The best (though by no means perfect) compromise is to consider these types of objects as temporary. Each of these math objects is represented by a light userdata on the Lua side, which points into a buffer of temporary objects on the C side. Each frame, the buffer of temporary objects on the C side is reset so that they can be reused the next frame.
This means that on the Lua side, you can use stingray.Vector3 objects with good performance, and without worrying about allocating and deallocating the individual objects.
However, you must be aware that the objects are only temporary. You cannot store a Vector3 in a Lua variable and use it in the next frame. The Vector3 is only valid during the frame in which it was allocated. If you want to save it and use it later you must store it in a more permanent way.
For example:
You can cache a temporary object in a unit's script data:
stingray.Unit.set_data(player, "position", stingray.Vector3.add(a,b))
You can use a "box" object that corresponds to your object type: a full userdata object that persists across frames and is capable of storing the values from a temporary object. For instance, to store a Vector3 object, you would use the stingray.Vector3Box class, a "box" that can hold a stingray.Vector3 value.

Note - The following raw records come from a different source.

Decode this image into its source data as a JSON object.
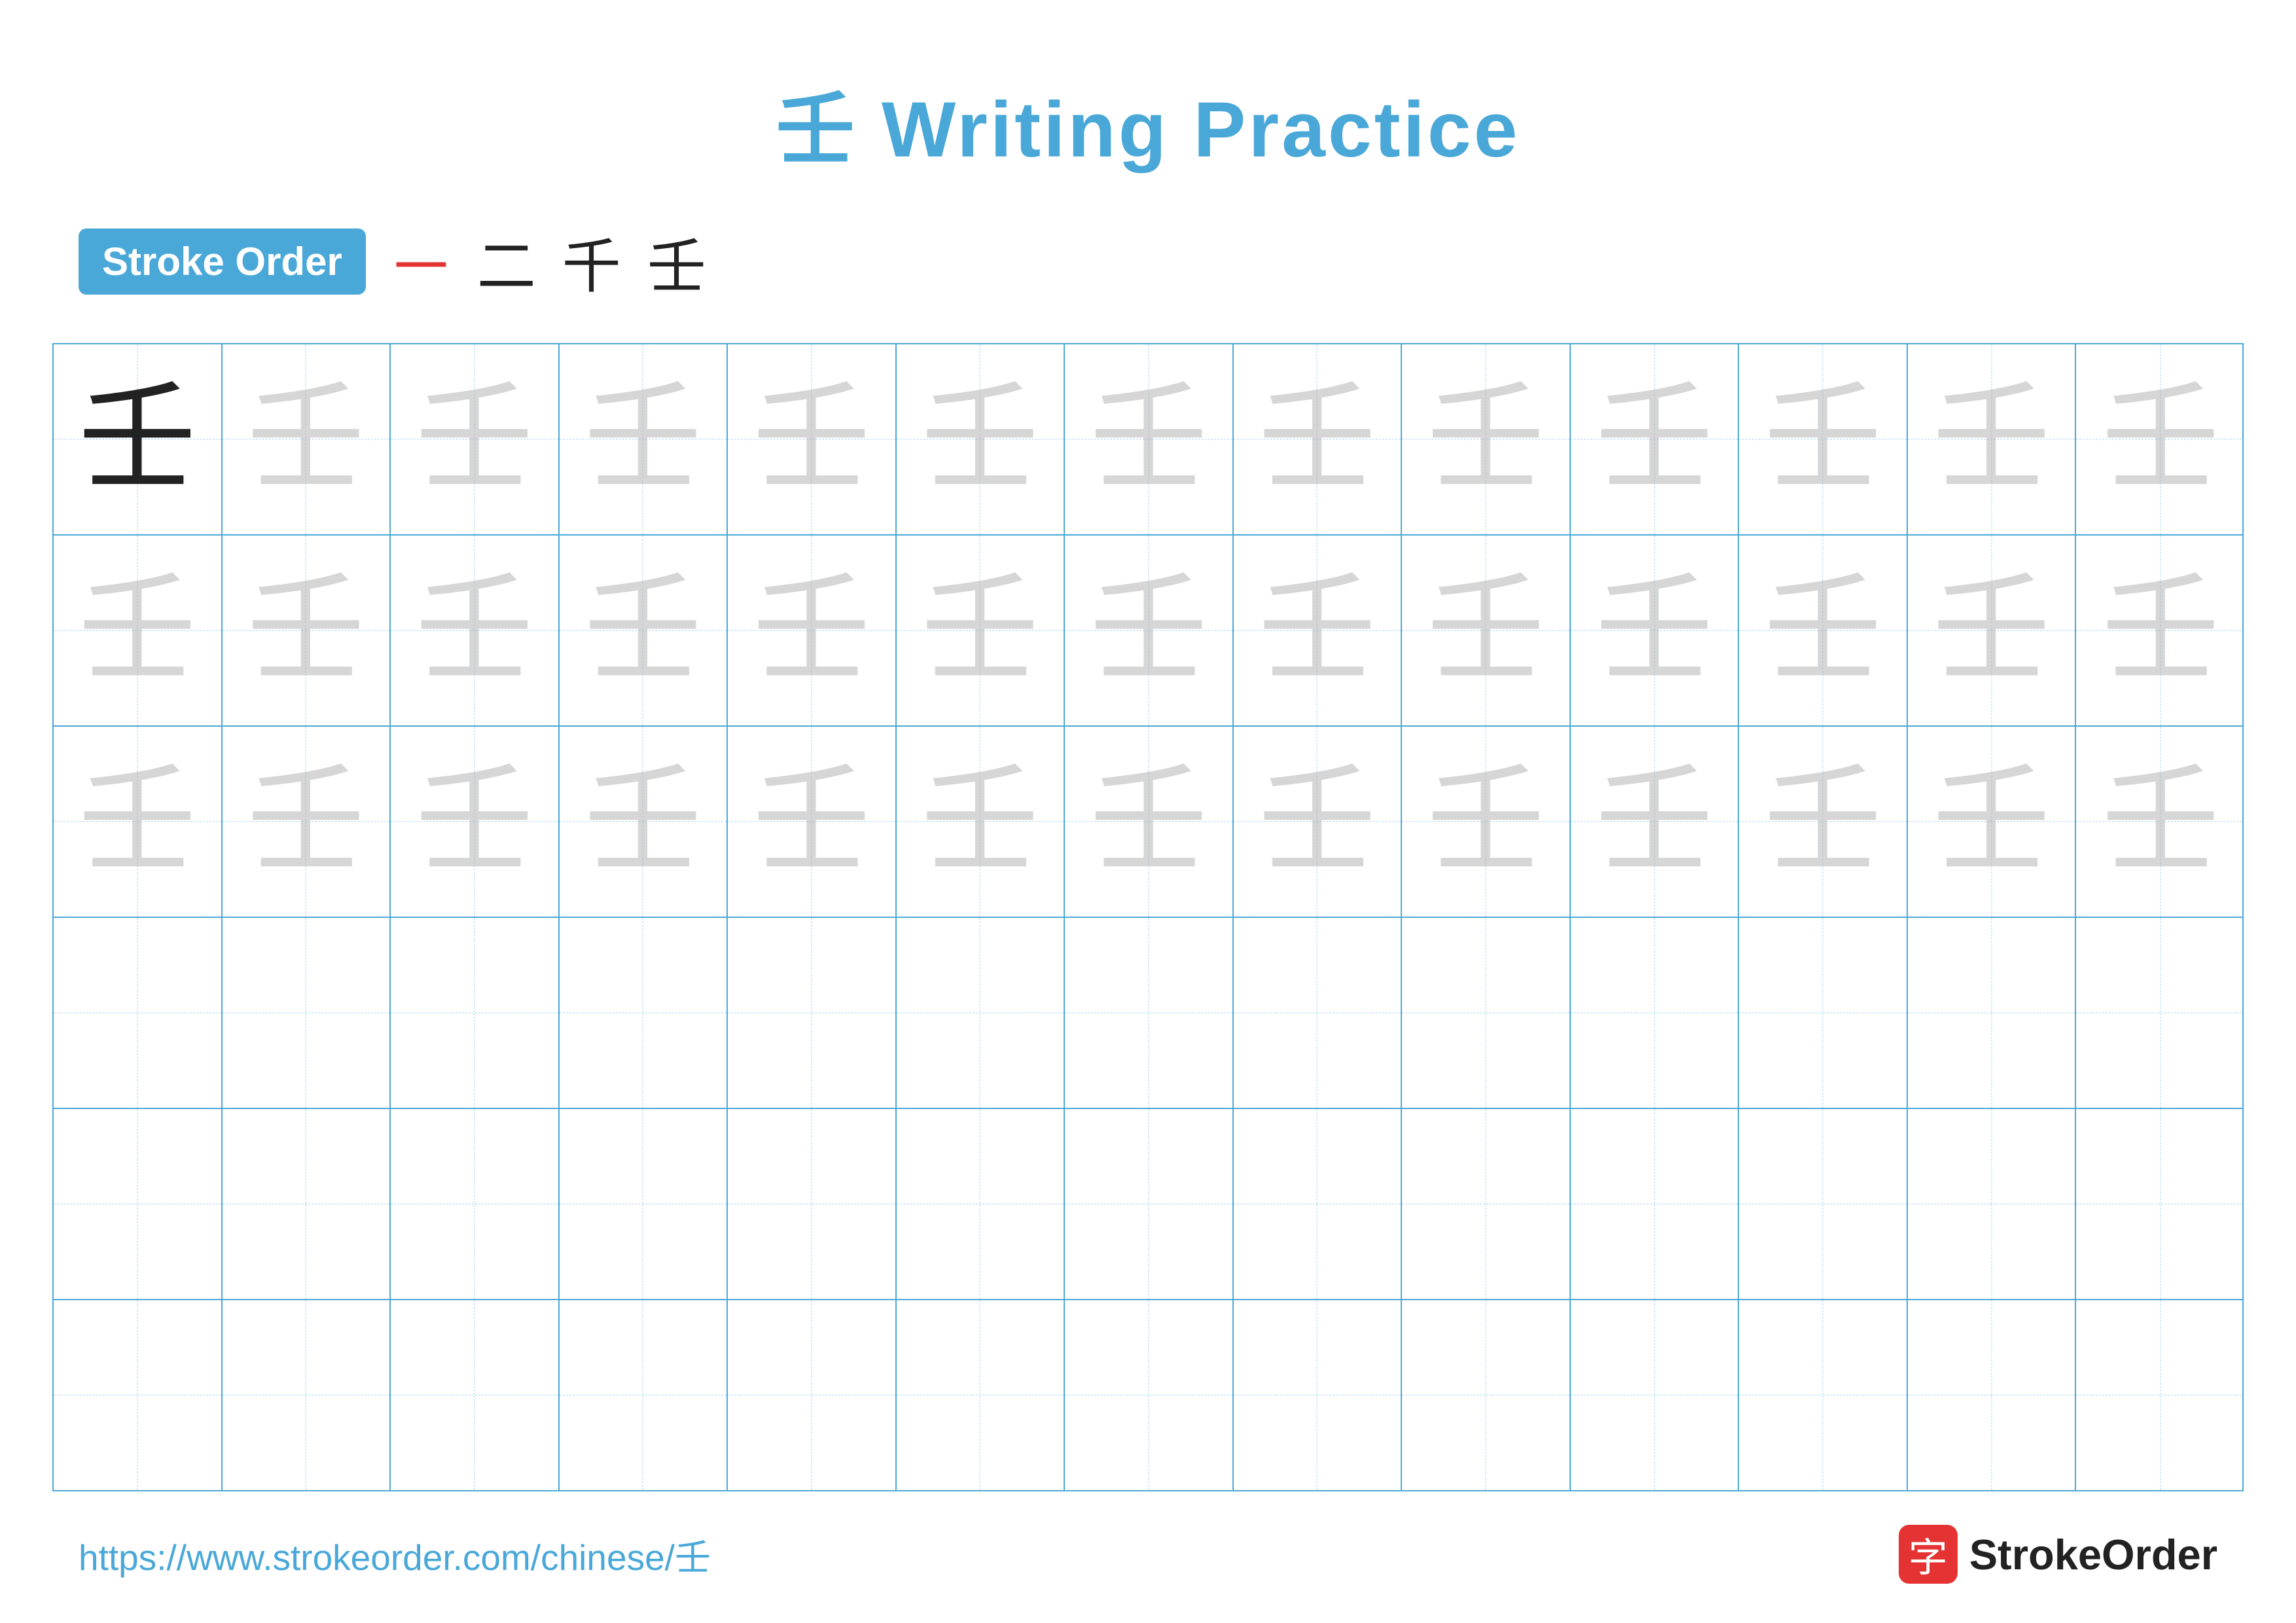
{
  "page": {
    "title": "壬 Writing Practice",
    "title_char": "壬",
    "title_text": "Writing Practice"
  },
  "stroke_order": {
    "badge_label": "Stroke Order",
    "strokes": [
      "㇐",
      "二",
      "千",
      "壬"
    ]
  },
  "grid": {
    "rows": 6,
    "cols": 13,
    "character": "壬",
    "faded_rows": [
      0,
      1,
      2
    ],
    "empty_rows": [
      3,
      4,
      5
    ]
  },
  "footer": {
    "url": "https://www.strokeorder.com/chinese/壬",
    "logo_char": "字",
    "logo_text": "StrokeOrder"
  }
}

box = stingray.Vector3Box() box:store( stingray.Vector3(10,0,0) ) pos = box:unbox()
Note that every time you call stingray.Vector3Box() you allocate a new object for the box on the heap, so you should avoid doing this too often. A good practice is to create all the boxes you will need to use in an init() method, and then just use the store() function of the stingray.Vector3Box class to update the contents of the box.
There are corresponding classes for quaternions and matrices: stingray.QuaternionBox and stingray.Matrix4x4Box.